You found where animals had fought, mated, and died. You learned which animals moved about at night, which would come for meat, and which for seeds or other food.
We got so we just saw things without having to look for them. It was natural to us to know what was happening in the mountains and in the forest. Just as people differ one from another, so do the trees, even the trees of one species.
After a while I put my fire together again and fixed a little food, made fresh coffee, and took time to study the situation. Pa had been in this spot twenty years ago, and things would have looked very different. The older of the fallen trees would have been growing then, and several others within the range of my eyes would have been fair-sized trees. Others, larger and older, might now be gone.

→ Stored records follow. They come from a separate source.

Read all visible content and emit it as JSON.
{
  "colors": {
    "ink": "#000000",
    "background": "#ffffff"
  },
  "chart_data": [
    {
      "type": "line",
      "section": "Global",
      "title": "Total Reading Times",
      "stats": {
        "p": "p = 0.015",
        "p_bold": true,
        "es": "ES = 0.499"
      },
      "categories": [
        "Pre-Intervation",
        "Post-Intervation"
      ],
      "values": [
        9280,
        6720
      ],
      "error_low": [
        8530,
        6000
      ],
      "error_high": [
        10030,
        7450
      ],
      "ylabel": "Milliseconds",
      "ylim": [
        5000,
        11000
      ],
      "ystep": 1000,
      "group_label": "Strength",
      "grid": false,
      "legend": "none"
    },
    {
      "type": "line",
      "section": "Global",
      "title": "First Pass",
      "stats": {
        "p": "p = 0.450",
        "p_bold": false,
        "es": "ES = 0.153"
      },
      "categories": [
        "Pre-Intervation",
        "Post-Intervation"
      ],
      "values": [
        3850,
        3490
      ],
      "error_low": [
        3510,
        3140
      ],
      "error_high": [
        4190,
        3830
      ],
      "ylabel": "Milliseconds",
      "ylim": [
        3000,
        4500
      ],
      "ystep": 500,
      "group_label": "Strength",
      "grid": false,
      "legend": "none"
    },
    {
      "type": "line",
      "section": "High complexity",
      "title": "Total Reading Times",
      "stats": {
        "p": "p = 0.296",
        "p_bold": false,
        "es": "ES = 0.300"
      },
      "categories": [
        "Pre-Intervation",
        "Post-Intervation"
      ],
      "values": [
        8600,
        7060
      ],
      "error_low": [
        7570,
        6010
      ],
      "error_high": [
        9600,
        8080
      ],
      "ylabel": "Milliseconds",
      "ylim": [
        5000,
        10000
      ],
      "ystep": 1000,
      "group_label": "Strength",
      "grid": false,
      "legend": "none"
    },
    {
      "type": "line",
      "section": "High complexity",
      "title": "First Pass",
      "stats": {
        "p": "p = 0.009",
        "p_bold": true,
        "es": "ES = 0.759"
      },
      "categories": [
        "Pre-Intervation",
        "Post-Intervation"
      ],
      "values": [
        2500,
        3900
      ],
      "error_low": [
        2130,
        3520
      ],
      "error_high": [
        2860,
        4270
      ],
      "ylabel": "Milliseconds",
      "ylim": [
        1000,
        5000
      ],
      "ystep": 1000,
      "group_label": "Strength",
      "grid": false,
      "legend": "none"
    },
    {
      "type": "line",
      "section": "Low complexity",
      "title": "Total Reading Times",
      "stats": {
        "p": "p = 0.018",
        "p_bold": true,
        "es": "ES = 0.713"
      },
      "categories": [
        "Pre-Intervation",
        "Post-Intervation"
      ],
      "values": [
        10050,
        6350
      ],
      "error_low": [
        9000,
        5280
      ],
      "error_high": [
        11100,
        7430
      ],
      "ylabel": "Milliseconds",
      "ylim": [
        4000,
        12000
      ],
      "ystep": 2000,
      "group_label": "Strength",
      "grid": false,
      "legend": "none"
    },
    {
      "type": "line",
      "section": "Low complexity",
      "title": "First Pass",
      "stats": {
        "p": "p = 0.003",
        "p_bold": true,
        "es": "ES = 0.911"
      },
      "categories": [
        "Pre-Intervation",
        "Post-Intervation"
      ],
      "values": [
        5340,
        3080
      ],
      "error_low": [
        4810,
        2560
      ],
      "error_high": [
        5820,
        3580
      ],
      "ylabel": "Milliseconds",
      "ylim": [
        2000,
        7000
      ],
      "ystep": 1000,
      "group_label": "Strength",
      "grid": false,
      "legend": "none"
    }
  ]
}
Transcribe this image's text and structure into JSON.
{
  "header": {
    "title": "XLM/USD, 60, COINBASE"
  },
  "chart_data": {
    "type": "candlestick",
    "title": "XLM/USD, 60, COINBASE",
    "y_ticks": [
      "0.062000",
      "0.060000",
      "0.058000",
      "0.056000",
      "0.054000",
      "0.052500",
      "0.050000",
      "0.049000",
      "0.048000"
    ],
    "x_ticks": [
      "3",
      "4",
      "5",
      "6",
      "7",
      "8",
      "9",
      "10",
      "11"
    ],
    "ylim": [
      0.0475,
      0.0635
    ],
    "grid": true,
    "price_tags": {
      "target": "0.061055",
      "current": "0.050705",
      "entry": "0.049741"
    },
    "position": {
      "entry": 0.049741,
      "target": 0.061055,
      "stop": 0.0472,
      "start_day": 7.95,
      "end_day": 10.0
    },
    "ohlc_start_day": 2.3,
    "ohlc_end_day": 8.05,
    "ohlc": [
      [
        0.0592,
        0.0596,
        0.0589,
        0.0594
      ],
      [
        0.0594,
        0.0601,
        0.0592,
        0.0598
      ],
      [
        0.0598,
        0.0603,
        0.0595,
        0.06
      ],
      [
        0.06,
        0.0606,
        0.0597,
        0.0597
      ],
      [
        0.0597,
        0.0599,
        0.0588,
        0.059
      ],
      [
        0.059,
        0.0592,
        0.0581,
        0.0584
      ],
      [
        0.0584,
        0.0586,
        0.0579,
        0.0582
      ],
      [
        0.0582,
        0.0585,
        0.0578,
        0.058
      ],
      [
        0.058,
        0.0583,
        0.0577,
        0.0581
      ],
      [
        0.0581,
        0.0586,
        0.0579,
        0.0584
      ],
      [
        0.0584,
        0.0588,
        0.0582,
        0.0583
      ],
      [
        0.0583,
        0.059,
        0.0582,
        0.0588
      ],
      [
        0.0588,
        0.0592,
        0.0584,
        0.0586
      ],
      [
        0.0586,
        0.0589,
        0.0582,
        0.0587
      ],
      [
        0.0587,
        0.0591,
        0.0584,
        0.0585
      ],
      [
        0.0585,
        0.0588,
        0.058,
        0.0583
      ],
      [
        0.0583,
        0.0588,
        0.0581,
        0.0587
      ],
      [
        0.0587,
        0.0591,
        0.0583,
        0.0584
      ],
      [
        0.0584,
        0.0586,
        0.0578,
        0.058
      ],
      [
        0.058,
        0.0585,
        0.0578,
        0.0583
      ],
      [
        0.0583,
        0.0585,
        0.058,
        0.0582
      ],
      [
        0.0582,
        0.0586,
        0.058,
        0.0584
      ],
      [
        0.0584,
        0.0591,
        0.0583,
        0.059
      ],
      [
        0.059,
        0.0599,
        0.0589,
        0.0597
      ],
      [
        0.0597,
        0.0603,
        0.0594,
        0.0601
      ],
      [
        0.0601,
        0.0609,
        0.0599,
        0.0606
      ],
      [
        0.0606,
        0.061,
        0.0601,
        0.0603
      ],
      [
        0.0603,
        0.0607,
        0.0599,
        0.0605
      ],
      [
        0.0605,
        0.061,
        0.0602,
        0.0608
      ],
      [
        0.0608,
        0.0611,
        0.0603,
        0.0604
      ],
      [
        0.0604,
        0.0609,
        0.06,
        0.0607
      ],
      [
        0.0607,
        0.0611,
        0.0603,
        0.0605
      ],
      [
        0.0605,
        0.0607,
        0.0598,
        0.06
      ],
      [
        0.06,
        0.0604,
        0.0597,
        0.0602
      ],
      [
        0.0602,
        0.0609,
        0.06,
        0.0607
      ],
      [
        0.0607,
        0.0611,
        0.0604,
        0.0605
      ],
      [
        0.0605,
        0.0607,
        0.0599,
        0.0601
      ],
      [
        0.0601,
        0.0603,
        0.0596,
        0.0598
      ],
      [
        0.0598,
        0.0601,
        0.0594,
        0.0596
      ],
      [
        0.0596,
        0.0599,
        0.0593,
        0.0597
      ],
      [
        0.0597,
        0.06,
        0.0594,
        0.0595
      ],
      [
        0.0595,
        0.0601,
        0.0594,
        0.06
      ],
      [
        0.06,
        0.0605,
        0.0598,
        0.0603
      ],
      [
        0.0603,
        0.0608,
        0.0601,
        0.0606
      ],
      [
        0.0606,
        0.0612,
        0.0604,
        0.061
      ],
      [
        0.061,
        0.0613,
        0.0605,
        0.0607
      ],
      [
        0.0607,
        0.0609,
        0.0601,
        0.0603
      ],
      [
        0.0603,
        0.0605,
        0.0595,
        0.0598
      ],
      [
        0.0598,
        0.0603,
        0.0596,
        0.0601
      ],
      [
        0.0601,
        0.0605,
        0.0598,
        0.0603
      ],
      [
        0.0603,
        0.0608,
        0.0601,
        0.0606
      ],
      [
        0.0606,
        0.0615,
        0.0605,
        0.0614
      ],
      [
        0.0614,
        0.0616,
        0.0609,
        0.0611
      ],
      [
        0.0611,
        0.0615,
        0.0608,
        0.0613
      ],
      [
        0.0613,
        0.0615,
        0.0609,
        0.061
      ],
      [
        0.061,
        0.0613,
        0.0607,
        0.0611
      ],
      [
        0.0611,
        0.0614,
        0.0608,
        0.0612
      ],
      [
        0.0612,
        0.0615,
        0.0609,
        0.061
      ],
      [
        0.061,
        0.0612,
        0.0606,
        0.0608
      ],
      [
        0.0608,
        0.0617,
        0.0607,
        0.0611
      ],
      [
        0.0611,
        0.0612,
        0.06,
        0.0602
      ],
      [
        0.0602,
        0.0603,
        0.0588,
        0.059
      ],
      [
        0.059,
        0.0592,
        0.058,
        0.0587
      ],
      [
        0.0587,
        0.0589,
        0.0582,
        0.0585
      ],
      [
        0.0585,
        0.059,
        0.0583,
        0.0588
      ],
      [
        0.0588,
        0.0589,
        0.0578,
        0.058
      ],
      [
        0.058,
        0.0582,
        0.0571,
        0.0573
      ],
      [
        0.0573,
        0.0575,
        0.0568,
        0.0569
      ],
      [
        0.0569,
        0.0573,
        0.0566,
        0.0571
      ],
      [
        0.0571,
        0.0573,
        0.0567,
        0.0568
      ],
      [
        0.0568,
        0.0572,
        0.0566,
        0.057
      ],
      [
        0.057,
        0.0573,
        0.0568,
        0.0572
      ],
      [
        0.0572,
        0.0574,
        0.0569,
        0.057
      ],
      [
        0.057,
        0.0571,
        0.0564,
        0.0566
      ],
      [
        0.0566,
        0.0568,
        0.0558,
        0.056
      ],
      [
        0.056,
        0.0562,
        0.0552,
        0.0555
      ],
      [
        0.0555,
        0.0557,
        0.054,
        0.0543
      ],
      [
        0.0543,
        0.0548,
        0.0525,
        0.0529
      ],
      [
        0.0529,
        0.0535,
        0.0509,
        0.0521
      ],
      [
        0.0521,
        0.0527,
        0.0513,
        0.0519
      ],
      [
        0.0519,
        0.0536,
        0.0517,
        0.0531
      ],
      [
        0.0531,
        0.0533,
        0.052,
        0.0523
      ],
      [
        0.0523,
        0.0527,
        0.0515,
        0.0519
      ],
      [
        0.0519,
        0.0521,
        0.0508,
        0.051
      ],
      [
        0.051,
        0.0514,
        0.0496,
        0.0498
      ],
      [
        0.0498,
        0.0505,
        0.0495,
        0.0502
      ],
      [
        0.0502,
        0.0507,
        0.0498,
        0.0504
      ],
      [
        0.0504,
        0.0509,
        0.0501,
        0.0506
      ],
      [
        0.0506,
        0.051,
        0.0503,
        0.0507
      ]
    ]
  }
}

The high winds, snows, and ice of the alpine heights are hard on trees. The bristlecone pine, which seems to survive anything, outlasts the others. This shelf where I had taken refuge would be deep under snow much of the year, and when pa was here some snow might have still been left. To understand his situation I had to bring back the shelf the way it must have been when he saw it.
Surely there'd have been snow where I sat, snow in this pocket and along the side where the shadows stayed almost all day long. He'd have made his notch somewhere here, but the tree might have fallen. It might be this very tree that was rotting away before me, or it might have been burned in campfires or fallen clear over the rim. There were scattered carcasses of trees along the steep slope below the cliff.
Pa respected his boys, respected our knowledge of things, and if he'd had the chance he'd have left us a clue, some hint as to where the gold was, and maybe as to what had become of him.
Had the journal ended with the loss of that daybook? Or had he some other means of writing? I'd better consider that.